If the Whitney and other
museums are committed to inclusion, then they must admit that their roles in
the erasure and suppression of blackness from visual culture informs every
painting of a black body that hangs on their walls. Taking responsibility for
that history means properly contextualizing sensitive works that they decide to
mount in their exhibitions.
In the discourse
surrounding the recent, wonderful retrospective of Kerry James Marshall’s work
at the Met Breuer, rarely did I hear the show spoken about in the context of
the Met’s historic exclusion of black artists from its galleries. Nor did I
hear the exhibition tied to a much larger conversation that began with the
Met’s 1969 disgrace, “Harlem on My Mind,” an exhibition that led to black
artists like Benny Andrews, Romare Bearden, and Norman Lewis protesting on its
steps.
It was equally stunning and
demoralizing to see, during the opening of MoMA’s recently mounted exhibition,
“Unfinished Conversations: New Work from the Collection,” that works by John
Akomfrah, Samuel Fosso, and Lynette Yiadom-Boakye were not already included in
their collection. If museums are serious about inclusion, then it must become a
part of their missions, collecting practices, staffing, and programming.

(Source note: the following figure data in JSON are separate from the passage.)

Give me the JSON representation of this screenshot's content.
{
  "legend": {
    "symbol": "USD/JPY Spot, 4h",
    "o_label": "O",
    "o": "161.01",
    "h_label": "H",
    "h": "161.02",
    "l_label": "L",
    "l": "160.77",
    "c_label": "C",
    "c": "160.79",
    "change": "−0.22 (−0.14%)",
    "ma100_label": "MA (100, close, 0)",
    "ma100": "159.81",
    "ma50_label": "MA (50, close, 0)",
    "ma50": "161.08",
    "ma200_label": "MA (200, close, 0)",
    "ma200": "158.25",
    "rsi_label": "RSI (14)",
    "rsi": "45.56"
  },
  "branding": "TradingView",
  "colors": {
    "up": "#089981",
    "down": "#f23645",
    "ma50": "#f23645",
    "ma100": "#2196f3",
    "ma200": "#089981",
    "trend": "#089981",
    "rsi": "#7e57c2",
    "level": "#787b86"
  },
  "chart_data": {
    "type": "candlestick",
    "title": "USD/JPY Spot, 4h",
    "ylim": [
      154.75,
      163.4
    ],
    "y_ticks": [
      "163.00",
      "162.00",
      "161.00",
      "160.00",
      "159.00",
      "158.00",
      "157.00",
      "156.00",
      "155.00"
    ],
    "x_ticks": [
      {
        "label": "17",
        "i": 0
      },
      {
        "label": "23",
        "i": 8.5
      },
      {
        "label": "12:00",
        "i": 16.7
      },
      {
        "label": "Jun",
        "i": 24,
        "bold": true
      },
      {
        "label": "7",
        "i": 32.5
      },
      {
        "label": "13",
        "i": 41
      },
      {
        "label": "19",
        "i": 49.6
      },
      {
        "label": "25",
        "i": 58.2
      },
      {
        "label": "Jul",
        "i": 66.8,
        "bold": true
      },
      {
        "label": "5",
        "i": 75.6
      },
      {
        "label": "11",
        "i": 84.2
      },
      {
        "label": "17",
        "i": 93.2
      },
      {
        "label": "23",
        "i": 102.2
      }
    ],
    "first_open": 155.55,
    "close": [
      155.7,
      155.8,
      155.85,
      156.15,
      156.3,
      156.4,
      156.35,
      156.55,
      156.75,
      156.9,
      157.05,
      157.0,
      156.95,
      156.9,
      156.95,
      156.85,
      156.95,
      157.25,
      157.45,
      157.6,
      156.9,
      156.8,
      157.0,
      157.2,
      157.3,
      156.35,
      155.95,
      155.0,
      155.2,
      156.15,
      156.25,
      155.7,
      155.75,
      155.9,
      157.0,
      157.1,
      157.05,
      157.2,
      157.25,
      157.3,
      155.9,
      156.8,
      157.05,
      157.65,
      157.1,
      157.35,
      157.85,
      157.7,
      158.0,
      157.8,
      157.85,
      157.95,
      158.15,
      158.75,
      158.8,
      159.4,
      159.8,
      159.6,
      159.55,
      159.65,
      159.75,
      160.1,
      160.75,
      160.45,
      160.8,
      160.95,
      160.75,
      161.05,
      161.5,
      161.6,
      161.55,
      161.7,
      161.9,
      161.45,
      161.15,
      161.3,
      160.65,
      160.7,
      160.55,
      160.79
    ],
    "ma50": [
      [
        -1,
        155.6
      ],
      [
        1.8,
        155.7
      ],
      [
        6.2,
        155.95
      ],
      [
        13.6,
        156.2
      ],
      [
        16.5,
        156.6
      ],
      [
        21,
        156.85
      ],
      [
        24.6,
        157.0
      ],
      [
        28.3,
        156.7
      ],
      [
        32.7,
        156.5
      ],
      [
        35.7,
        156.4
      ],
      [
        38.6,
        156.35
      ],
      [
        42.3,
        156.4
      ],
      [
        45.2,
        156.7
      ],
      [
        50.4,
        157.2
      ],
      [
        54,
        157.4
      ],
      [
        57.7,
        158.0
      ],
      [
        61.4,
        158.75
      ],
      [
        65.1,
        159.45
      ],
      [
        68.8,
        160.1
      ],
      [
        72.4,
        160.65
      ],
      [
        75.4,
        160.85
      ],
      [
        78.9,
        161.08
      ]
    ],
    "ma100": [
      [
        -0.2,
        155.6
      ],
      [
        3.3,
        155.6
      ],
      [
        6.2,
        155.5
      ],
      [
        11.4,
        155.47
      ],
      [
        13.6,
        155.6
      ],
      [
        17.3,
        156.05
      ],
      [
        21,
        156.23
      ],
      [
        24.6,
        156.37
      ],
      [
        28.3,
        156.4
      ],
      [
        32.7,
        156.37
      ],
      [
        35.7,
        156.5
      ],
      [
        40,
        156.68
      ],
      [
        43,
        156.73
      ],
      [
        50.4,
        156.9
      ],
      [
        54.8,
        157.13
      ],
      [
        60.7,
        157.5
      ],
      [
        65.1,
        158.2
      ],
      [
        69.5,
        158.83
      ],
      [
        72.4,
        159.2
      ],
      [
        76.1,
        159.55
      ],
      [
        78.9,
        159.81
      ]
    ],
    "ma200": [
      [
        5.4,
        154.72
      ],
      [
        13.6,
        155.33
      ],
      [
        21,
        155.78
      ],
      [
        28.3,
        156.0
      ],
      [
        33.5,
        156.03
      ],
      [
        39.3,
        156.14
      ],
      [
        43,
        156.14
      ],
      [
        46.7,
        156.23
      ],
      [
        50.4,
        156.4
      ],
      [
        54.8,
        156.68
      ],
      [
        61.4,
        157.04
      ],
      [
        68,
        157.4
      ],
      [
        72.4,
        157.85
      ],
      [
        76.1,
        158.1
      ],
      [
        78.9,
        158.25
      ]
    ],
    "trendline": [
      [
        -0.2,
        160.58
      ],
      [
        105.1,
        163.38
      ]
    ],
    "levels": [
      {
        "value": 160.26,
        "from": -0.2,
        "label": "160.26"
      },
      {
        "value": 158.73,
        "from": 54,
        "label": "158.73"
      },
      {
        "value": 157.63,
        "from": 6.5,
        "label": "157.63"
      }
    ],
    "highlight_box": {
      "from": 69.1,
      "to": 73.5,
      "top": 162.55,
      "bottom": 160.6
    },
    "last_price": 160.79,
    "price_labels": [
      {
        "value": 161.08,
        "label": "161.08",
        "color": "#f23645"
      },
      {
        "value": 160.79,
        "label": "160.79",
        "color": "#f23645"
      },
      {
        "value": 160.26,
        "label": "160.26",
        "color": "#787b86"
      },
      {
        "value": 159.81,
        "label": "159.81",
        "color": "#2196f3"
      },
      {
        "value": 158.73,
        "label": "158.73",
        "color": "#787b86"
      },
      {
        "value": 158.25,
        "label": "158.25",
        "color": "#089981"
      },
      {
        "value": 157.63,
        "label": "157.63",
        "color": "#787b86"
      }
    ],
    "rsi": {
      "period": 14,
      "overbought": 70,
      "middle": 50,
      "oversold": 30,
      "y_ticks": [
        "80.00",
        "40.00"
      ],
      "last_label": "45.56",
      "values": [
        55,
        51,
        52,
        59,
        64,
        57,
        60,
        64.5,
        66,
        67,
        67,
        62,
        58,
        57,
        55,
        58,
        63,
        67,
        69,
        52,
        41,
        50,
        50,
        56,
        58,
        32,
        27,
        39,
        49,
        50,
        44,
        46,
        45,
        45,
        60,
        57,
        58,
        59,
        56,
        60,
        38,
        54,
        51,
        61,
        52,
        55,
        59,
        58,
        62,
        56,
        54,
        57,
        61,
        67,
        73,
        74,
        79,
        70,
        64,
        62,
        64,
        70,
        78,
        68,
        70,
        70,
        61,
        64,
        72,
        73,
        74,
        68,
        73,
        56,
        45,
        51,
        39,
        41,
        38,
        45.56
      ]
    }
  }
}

In the context of American culture
right now, it seems particularly problematic for Schutz, in her most political
work yet, to use the black body as a symbol to communicate sympathy and protest
racial violence. This is a country, we should remember, in which 53 percent of
white women voted for Donald Trump, who for many represents a continuation of
the policies and actions that marginalize black Americans.
We see no end of images
showing the victims of recent lynchings by police officers, circulated as they
are on social media sites, the objects of spectacle and consumption, as Parker
rightly noted. What we rarely see, however, are depictions of the white Americans
who have committed acts of violence against black bodies.
Where are the images of
Till’s murderers? Why aren’t their names and faces etched into the soul of this
nation? Why didn’t Schutz paint Carolyn Bryant in order to interrogate race in
America? Or the 53 percent of white women who voted for white supremacy?
Another work in the
biennial that explores racial violence, the black painter Henry Taylor’s THE
TIMES THAY AINT A CHANGING, FAST ENOUGH (2016), has also been drawn into the
controversy. Included on the Whitney’s sixth-floor gallery, the painting shows
Philando Castile, a black man, lying dead in his car from seven bullets fired
by a Minnesota police officer. Castile’s murder was famously live-streamed on
Facebook by his girlfriend, Diamond Reynolds. The video has been viewed at
least 5.4 million times.
A smaller group of black
artists and museum professionals have expressed displeasure with Taylor, seeing
his painting as a means to “profit” from black death. A sculptor and portrait
painter, Taylor has spent his career representing mundane scenes of black life,
and it was all the more powerful and chilling to see the artist work the canvas
to show how black death is a common reality for so many black boys and men,
like him and me. As with the call to destroy Schutz’s painting, the arguments
around Taylor’s depiction of Castile ring hollow—at least for this writer.
But the discourse these
works have generated points to how, too often, contemporary black and white
artists fail to represent the black figure as anything other than an
ideological cause. As David Joselit writes in his essay “Material Witness,”
regarding the video of Eric Garner being choked to death by a Staten Island
police officer, and portrayals of blackness more broadly: “We need to be more
skeptical of the ideological promises of representation.”
Fundamentally, artists can
and should express whatever they feel compelled to, and the public, like Black,
Parker, and many others, has every right to contest what they create. But to
encourage censorship engages in the very same processes of erasure that have
long denied black artists a place in museums and suppressed black experience in
society at large.
As the performance artist
Clifford Owens wrote in response to the calls for decommissioning Schutz’s art:
“Feelings are not always facts.” That may be so, but the display of Schutz’s
painting for the duration of the 2017 Whitney Biennial and the call for its
removal and destruction are both gestures that have consequences.